With this declaration of willing servitude Jacobi forthwith became one of the most terrific workers in the history of mathematics. To a timid friend who complained that scientific research is exacting and likely to impair bodily health, Jacobi retorted:
“Of course! Certainly I have sometimes endangered my health by overwork, but what of it? Only cabbages have no nerves, no worries. And what do they get out of their perfect wellbeing?”
In August, 1825, Jacobi received his Ph.D. degree for a dissertation on partial fractions and allied topics. There is no need to explain the nature of this—it is not of any great interest and is now a detail in the second course of algebra or the integral calculus. Although Jacobi handled the general case of his problem and showed considerable ingenuity in manipulating formulas, it cannot be said that the dissertation exhibited any marked originality or gave any definite hint of the author’s superb talent. Concurrently with his examination for the Ph.D. degree, Jacobi rounded off his training for the teaching profession.

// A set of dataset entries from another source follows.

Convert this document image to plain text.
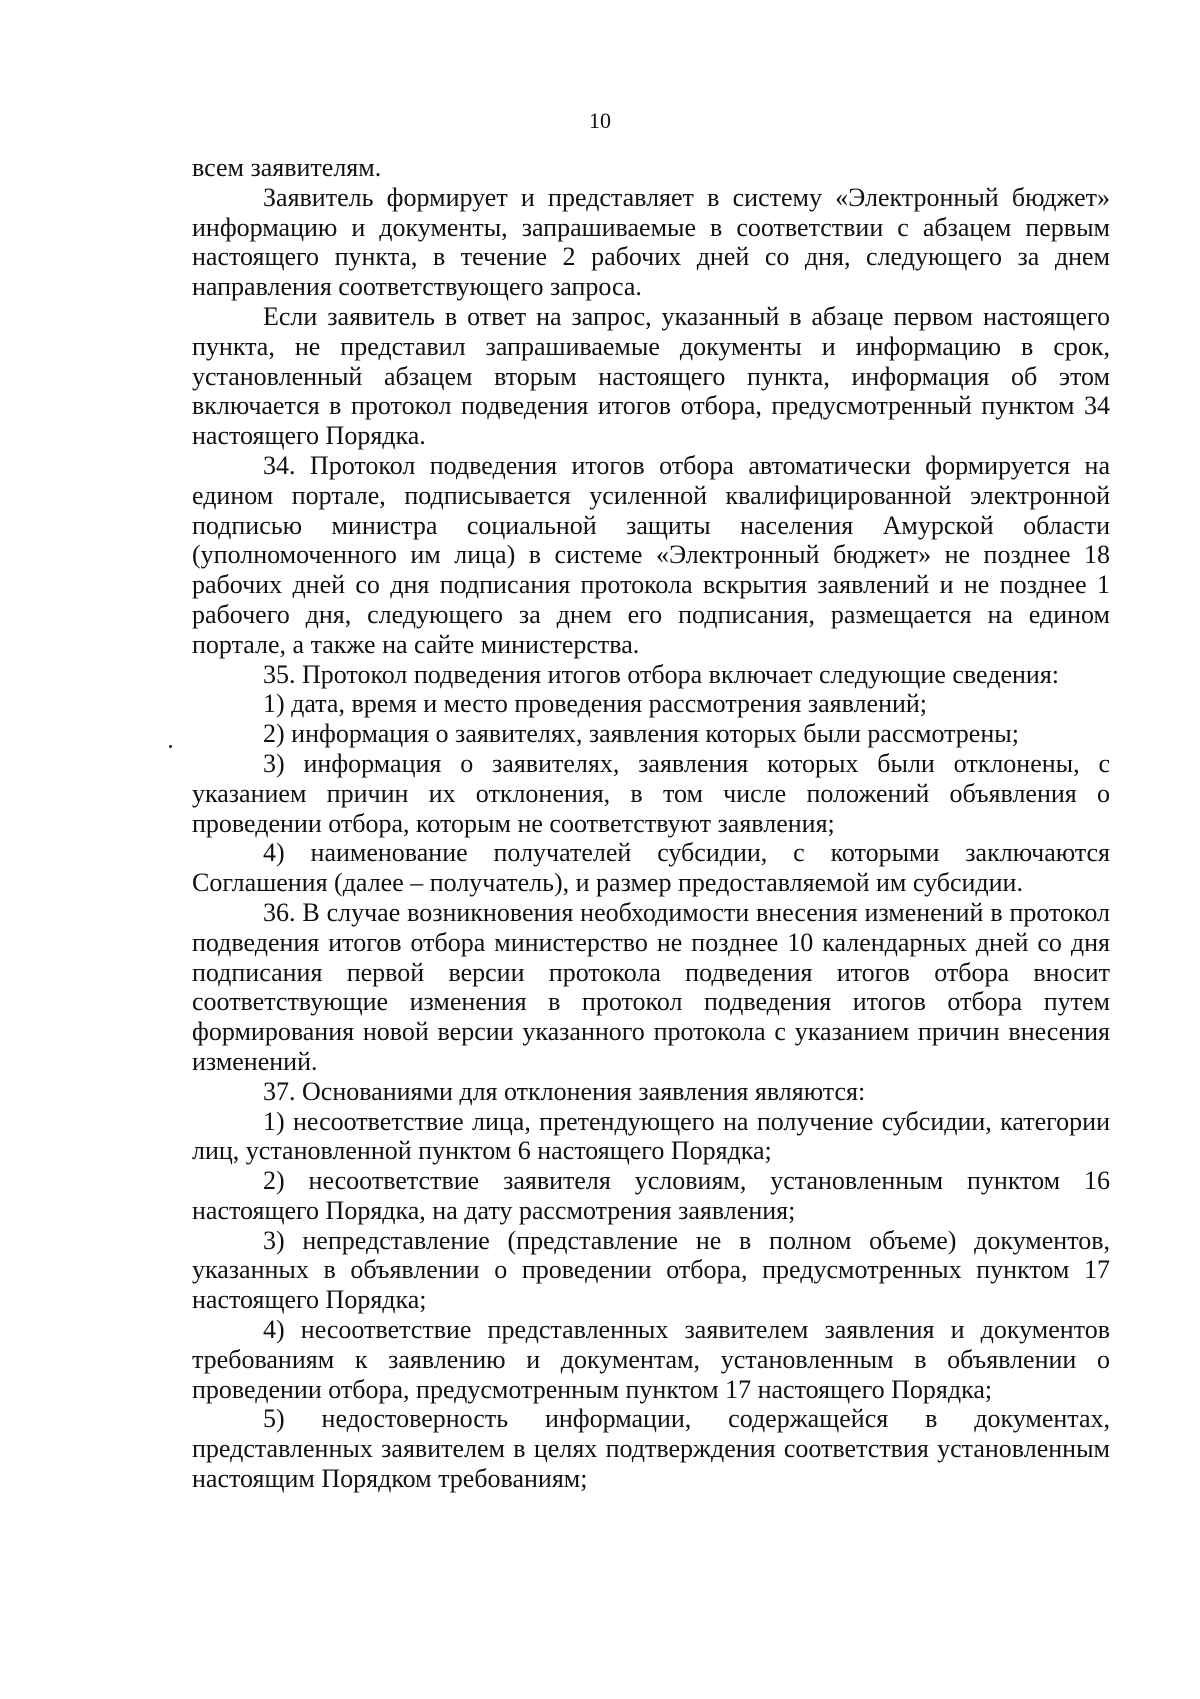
10

всем заявителям.

Заявитель формирует и представляет в систему «Электронный бюджет» информацию и документы, запрашиваемые в соответствии с абзацем первым настоящего пункта, в течение 2 рабочих дней со дня, следующего за днем направления соответствующего запроса.

Если заявитель в ответ на запрос, указанный в абзаце первом настоящего пункта, не представил запрашиваемые документы и информацию в срок, установленный абзацем вторым настоящего пункта, информация об этом включается в протокол подведения итогов отбора, предусмотренный пунктом 34 настоящего Порядка.

34. Протокол подведения итогов отбора автоматически формируется на едином портале, подписывается усиленной квалифицированной электронной подписью министра социальной защиты населения Амурской области (уполномоченного им лица) в системе «Электронный бюджет» не позднее 18 рабочих дней со дня подписания протокола вскрытия заявлений и не позднее 1 рабочего дня, следующего за днем его подписания, размещается на едином портале, а также на сайте министерства.

35. Протокол подведения итогов отбора включает следующие сведения:

1) дата, время и место проведения рассмотрения заявлений;

2) информация о заявителях, заявления которых были рассмотрены;

3) информация о заявителях, заявления которых были отклонены, с указанием причин их отклонения, в том числе положений объявления о проведении отбора, которым не соответствуют заявления;

4) наименование получателей субсидии, с которыми заключаются Соглашения (далее – получатель), и размер предоставляемой им субсидии.

36. В случае возникновения необходимости внесения изменений в протокол подведения итогов отбора министерство не позднее 10 календарных дней со дня подписания первой версии протокола подведения итогов отбора вносит соответствующие изменения в протокол подведения итогов отбора путем формирования новой версии указанного протокола с указанием причин внесения изменений.

37. Основаниями для отклонения заявления являются:

1) несоответствие лица, претендующего на получение субсидии, категории лиц, установленной пунктом 6 настоящего Порядка;

2) несоответствие заявителя условиям, установленным пунктом 16 настоящего Порядка, на дату рассмотрения заявления;

3) непредставление (представление не в полном объеме) документов, указанных в объявлении о проведении отбора, предусмотренных пунктом 17 настоящего Порядка;

4) несоответствие представленных заявителем заявления и документов требованиям к заявлению и документам, установленным в объявлении о проведении отбора, предусмотренным пунктом 17 настоящего Порядка;

5) недостоверность информации, содержащейся в документах, представленных заявителем в целях подтверждения соответствия установленным настоящим Порядком требованиям;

After his degree Jacobi lectured at the University of Berlin on the applications of the calculus to curved surfaces and twisted curves (roughly, curves determined by the intersections of surfaces). From the very first lectures it was evident that Jacobi was a born teacher. Later, when he began developing his own ideas at an amazing speed, he became the most inspiring mathematical teacher of his time.